Virüsün geleceğini aşılama programlarının başarısının belirleyeceğinin altını çizen iç hastalıkları ve hematoloji uzmanı Prof. Dr. Mustafa Çetiner, “Hastalığın seyrinden söz edebilmek için aşılama programlarının hızının ve yaygınlığını görmemiz gerekiyor. Toplumun aşı karşısındaki direnci veya istekliliği en önemli belirleyicilerden biri. Aşı yapıldıktan sonra ne kadar süre bağışıklık sağlayabildiğini tam olarak bilmiyoruz. Bu yıl içinde onu da göreceğiz. Aşıyla birlikte kurallara uyma konusundaki hassasiyetimiz de Covid-19’un kalıcı olup olmayacağını gösterecek. Bunun yanında mutasyonlar da çok önemli. Bütün bunları alt alta topladığımızda sonbaharda daha rahat olacağımızı söyleyebilirim” diye anlattı.

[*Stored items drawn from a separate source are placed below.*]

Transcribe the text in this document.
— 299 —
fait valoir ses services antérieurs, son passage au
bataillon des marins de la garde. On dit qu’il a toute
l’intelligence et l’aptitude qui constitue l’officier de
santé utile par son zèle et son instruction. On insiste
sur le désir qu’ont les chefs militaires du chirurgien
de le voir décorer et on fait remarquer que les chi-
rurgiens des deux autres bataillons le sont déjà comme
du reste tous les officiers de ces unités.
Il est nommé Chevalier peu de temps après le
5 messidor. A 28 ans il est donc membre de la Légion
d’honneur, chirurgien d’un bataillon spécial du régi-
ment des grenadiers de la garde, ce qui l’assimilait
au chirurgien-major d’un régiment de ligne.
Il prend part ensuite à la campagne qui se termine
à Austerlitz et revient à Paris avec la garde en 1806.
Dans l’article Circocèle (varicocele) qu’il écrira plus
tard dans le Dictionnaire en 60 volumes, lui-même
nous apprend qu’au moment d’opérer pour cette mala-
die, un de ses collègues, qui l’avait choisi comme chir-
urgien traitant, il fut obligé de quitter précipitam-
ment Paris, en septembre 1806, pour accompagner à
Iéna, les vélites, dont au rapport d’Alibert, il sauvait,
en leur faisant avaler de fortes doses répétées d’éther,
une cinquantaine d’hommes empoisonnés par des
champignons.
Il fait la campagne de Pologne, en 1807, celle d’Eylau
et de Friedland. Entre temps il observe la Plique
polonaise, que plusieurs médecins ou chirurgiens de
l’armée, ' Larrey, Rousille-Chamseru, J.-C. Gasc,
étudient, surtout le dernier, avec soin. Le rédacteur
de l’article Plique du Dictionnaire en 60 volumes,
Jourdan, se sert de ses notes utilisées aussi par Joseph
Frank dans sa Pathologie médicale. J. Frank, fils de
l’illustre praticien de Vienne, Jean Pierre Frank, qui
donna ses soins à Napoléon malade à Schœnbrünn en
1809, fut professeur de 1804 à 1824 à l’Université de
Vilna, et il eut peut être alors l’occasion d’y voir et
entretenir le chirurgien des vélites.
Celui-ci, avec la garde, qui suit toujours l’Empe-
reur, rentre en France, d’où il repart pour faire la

KISA SÜREDE ÇOK KİŞİYİ AŞILARSAK BAŞARIRIZ

Tedbirlerin devam ettirilmesi, Covid-19 aşılarının kısa sürede ve hızla uygulanması durumunda 2021 yılının ikinci yarısı itibarıyla hem dünyada hem de Türkiye’de belirgin bir rahatlama olacağını söyleyen İstanbul Tıp Fakültesi İç Hastalıkları ABD Öğretim Üyesi Prof. Dr. Osman Erk, “Aşılamayı mümkünse ocak, şubat ve mart ayları içinde bütün risk gruplarına ve toplumun önemli bir kısmına yaparak tamamlamak gerekiyor. Bu süre içinde alınmış olan tedbirlerin mutlaka devam ettirilmesi; sınırlamaların sürmesi ve gerekirse de artırılması gerekiyor” dedi.

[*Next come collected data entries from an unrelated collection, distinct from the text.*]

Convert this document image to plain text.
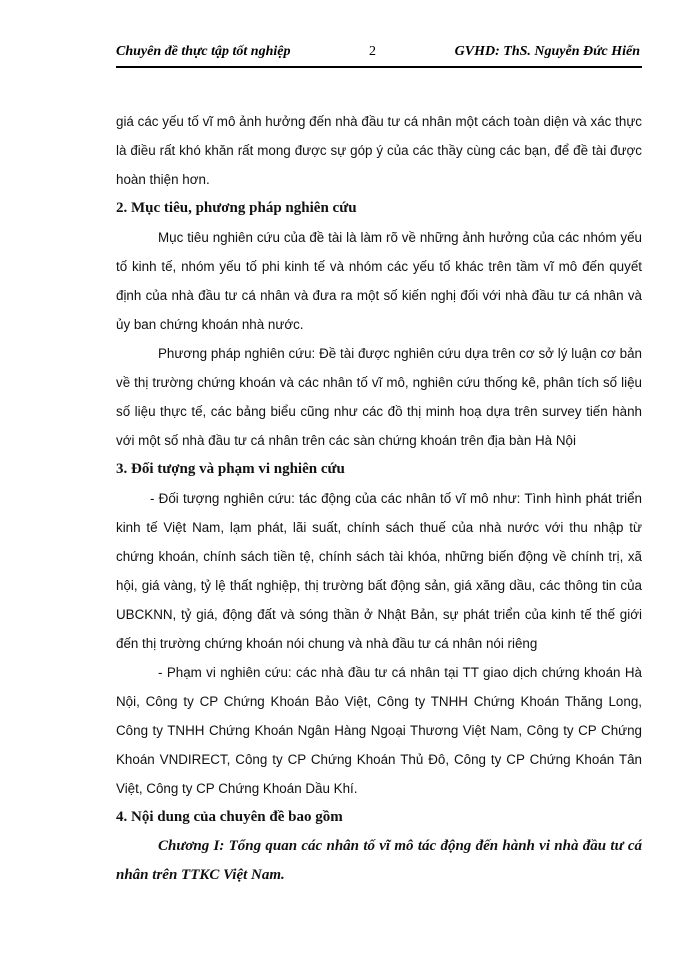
Chuyên đề thực tập tốt nghiệp	2	GVHD: ThS. Nguyễn Đức Hiển

giá các yếu tố vĩ mô ảnh hưởng đến nhà đầu tư cá nhân một cách toàn diện và xác thực là điều rất khó khăn rất mong được sự góp ý của các thầy cùng các bạn, để đề tài được hoàn thiện hơn.

2. Mục tiêu, phương pháp nghiên cứu

Mục tiêu nghiên cứu của đề tài là làm rõ về những ảnh hưởng của các nhóm yếu tố kinh tế, nhóm yếu tố phi kinh tế và nhóm các yếu tố khác trên tầm vĩ mô đến quyết định của nhà đầu tư cá nhân và đưa ra một số kiến nghị đối với nhà đầu tư cá nhân và ủy ban chứng khoán nhà nước.

Phương pháp nghiên cứu: Đề tài được nghiên cứu dựa trên cơ sở lý luận cơ bản về thị trường chứng khoán và các nhân tố vĩ mô, nghiên cứu thống kê, phân tích số liệu số liệu thực tế, các bảng biểu cũng như các đồ thị minh hoạ dựa trên survey tiến hành với một số nhà đầu tư cá nhân trên các sàn chứng khoán trên địa bàn Hà Nội

3. Đối tượng và phạm vi nghiên cứu

- Đối tượng nghiên cứu: tác động của các nhân tố vĩ mô như: Tình hình phát triển kinh tế Việt Nam, lạm phát, lãi suất, chính sách thuế của nhà nước với thu nhập từ chứng khoán, chính sách tiền tệ, chính sách tài khóa, những biến động về chính trị, xã hội, giá vàng, tỷ lệ thất nghiệp, thị trường bất động sản, giá xăng dầu, các thông tin của UBCKNN, tỷ giá, động đất và sóng thần ở Nhật Bản, sự phát triển của kinh tế thế giới đến thị trường chứng khoán nói chung và nhà đầu tư cá nhân nói riêng

- Phạm vi nghiên cứu: các nhà đầu tư cá nhân tại TT giao dịch chứng khoán Hà Nội, Công ty CP Chứng Khoán Bảo Việt, Công ty TNHH Chứng Khoán Thăng Long, Công ty TNHH Chứng Khoán Ngân Hàng Ngoại Thương Việt Nam, Công ty CP Chứng Khoán VNDIRECT, Công ty CP Chứng Khoán Thủ Đô, Công ty CP Chứng Khoán Tân Việt, Công ty CP Chứng Khoán Dầu Khí.

4. Nội dung của chuyên đề bao gồm

Chương I: Tổng quan các nhân tố vĩ mô tác động đến hành vi nhà đầu tư cá nhân trên TTKC Việt Nam.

AŞI, ZENGİNLERİN TEKELİNDE OLMAMALI

Koronavirüs pandemisinin bitirilmesi için aşıların sadece gelişmiş ve zengin ülkeler için değil aynı zamanda geri kalmış ve fakir ülkeler için de ulaşılabilir olması gerektiğini hatırlatan Doç. Dr. Afşin Emre Kayıpmaz, “Global dünyada virüs bir yerlerde varlığını devam ettirdikçe bütün dünya için tehdit olmayı sürdürecek. Uçak yolculukları vesilesi ile dünyanın herhangi bir yerindeki hastalık başka bir yere yayılma riski taşıyor. Dünyada devam ettiği sürece bizde de devam edecek. Bu yüzden dünya sağlık örgütü normlarına göre aşıların sadece zengin ülkeler için değil, bütün insanlık için ulaşılabilir olması son derece önemli. Gelişmiş ülkelerin aşı stokçuluğuna gitmesi virüsün işine yarar” diye konuştu.

MASKELER BİZİMLE KALACAK

Sonbaharda rahatlama müjdesi veren ABD Alerji ve Bulaşıcı Hastalıklar Enstitüsü Direktörü Dr. Anthony Fauci’nin “Ancak stadyumlarda birbirimize karışıp maç seyredemeyeceğiz” cümlesinin yakın zamanda eski normalimize dönemeyeceğimizin ipucunu verdiğini söyleyen Prof. Dr. Mustafa Çetiner, “Sıcak Akdenizli insanının davranışlarından vazgeçmemiz gerekiyor. Bundan sonra da birbirimizi gördüğümüzde sarılıp öpüşmeyeceğiz. Daha az dokunmatik bir toplum olacağız. Japonya’da olduğu gibi kış aylarında sokaklarda maskeyle dolaşan insanları görmeye devam edeceğiz. Çünkü bu pandemi bize maskenin grip gibi solunum yoluyla bulaşan virüslerden koruduğunu gösterdi. Pandemi döneminde bütün dünyada grip ve gribe ölüm vakaları yüzde 60-70 oranında azaldı” dedi.